With his home province grieving the 22 lives lost during a devastating shooting last weekend, Sidney Crosby sent a message of love and support to his fellow Nova Scotians on Friday.
“I’m in Pittsburgh, but being from Nova Scotia, my heart and mind is home with all of you,” Crosby, a native of Cole Harbour, N.S., said during CBC’s ‘Nova Scotia Remembers’ special.
“I’d like to extend my condolences to all the family and friends affected by this tragedy, as well to the family of Constable Heidi Stevenson from Cole Harbour, who sacrificed her life protecting others. I’d like to thank all the first responders and, as well, the medical personnel that faced this nightmare head on to keep us all safe.

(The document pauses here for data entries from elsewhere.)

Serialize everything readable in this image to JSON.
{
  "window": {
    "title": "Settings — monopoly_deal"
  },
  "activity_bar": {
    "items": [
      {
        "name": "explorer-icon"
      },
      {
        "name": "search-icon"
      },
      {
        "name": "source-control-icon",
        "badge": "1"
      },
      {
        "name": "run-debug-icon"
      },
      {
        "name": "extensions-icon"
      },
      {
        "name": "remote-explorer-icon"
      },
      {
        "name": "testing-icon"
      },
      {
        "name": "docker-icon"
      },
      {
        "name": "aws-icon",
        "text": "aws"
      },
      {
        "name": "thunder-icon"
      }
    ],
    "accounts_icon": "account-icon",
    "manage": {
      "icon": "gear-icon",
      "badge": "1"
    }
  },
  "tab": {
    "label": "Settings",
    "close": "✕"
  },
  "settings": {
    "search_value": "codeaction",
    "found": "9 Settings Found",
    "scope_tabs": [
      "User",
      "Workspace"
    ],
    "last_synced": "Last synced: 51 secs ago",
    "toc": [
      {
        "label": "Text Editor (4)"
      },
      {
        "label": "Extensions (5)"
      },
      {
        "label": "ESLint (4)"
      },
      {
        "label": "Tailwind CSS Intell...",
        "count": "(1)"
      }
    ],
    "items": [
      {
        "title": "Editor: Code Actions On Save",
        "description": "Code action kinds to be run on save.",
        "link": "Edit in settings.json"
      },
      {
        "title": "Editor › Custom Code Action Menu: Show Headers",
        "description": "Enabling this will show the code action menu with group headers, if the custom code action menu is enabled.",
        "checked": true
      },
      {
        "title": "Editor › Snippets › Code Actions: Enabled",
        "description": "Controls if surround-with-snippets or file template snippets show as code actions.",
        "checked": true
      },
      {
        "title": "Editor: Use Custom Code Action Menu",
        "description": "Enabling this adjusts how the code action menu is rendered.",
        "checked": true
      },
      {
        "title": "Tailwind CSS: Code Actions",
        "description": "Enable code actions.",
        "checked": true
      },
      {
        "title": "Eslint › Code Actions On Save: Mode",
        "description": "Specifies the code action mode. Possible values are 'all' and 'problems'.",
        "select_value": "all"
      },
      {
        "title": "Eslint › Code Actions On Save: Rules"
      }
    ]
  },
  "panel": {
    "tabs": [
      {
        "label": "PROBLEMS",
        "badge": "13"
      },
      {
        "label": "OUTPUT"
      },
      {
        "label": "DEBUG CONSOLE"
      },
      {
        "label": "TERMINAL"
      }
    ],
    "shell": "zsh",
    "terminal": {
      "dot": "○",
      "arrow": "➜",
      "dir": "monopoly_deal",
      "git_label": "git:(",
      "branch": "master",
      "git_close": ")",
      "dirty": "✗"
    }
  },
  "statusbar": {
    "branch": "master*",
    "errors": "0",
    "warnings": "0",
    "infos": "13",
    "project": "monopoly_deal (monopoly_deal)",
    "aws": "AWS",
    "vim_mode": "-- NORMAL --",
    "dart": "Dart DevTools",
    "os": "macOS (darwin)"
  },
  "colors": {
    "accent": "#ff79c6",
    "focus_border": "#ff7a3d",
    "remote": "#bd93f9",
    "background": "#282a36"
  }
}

“I know we’ll stick together as we always do through challenging times, and help support those who need it the most. I’m sending all my love and support back home.”
Nova Scotian athletes from around the country have expressed their grief and condolences for their home province in the wake of the tragedy, which stands as the deadliest mass shooting in Canadian history.
“It’s been really hard to wrap my head around how something so tragic could ever happen in a place like Nova Scotia where everyone is so friendly and you’re always greeted with a smile,” Canadian Olympian Blayre Turnbull, of Stellarton, N.S., told The Canadian Press on Tuesday.
“Where I live, I don’t ever remember locking my door at night or any time during the day if we ever left the house because it’s such a safe place where everybody is trustworthy and everybody acts as if you’re their neighbour and you’re their best friend.
“I hope we can stay united and still remain the friendly and safe place the province has always been.”
Added former curling champion Colleen Jones, of Halifax, on how the character and resilience of Nova Scotians can carry them through this difficult time:
“It’s a province where Sidney Crosby can come and still shop in Sobeys when he’s here for the summer and nobody bothers him. And Anne Murray can go golf at her golf course up on the Northumberland Strait and nobody bothers her. Because I think it’s a province where everybody does know everybody or two degrees of separation. I think there’s a humility to the province drawn from hard times in the past.
“This is a province that economically-speaking — it’s always had a struggle. So people helping people is the only control you’ve got in some of the uncontrollable situations.”